Realtor Melinda Wade, who co-chairs the Marysville Keller Williams Realty's cultural committee with fellow realtor Lance Otto, explained that the scope of their spring cleanup of the Olsen household expanded well beyond the lawn.

"We had more than 60 volunteers come through that day," Wade said. "The Arlington Glass Doctor replaced a broken window, E&E Lumber of Marysville helped fix up the carport and his mother's wheelchair ramp, and several of our title representatives took part as well. This was just a family that was facing some challenges, got behind on things and needed a boost to catch back up."

Within the project's first hour alone, Wade estimated that volunteers had filled two dumpsters and two utility trailers, as well as collected four loads of green debris from weeding, mowing and pruning.

"We repaired the gutters where they'd fallen off, did some light painting and fixed up the trellis as well," Wade said. "The whole neighborhood was so excited.

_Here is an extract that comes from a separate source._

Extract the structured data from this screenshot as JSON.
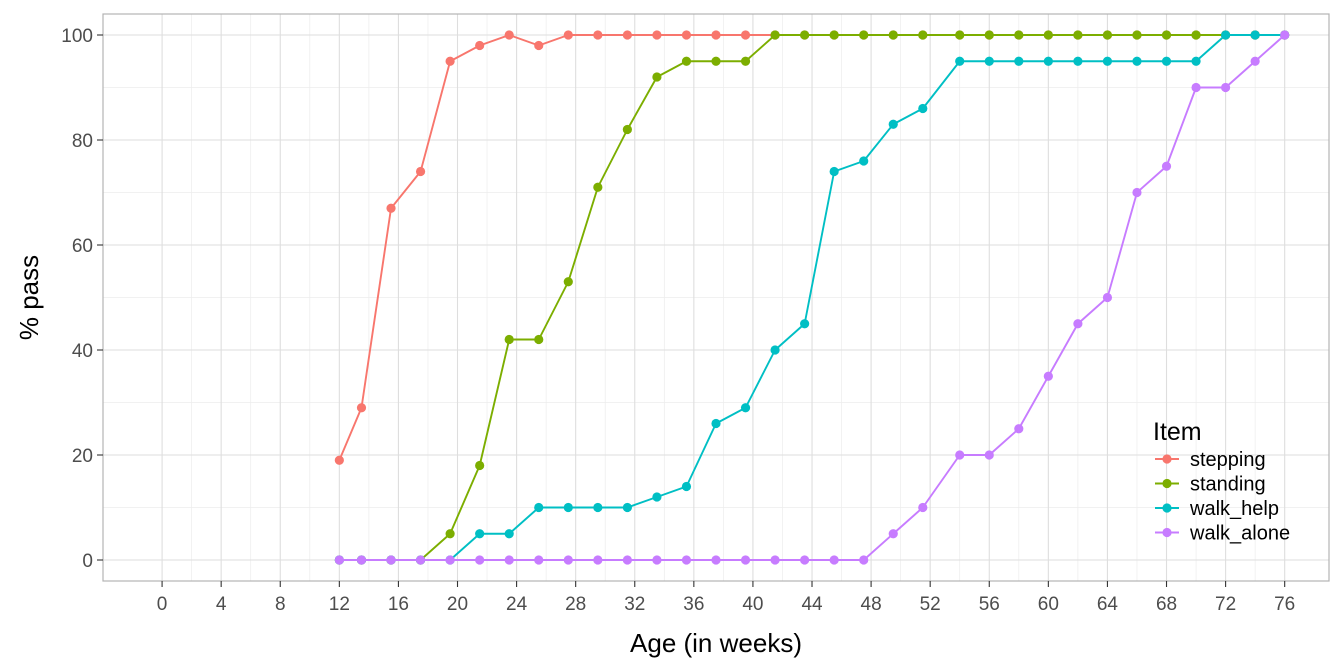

All our Keller Williams offices stop and close on this day, because it's about giving back to where you live."

Wade expressed her gratitude to Bob Brown, a next-door neighbor who extended the use of his parking lot and even his bathroom to volunteers, while Otto asserted that improving the Olsens' home helped to improve the neighborhood and the community as a whole.

"It enhances the quality of life for everyone," Otto said.

"It's a wonderful thing that they've done here," said Olsen, who in spite of his hardships feels grateful to be able to live in Marysville and send his children to its schools.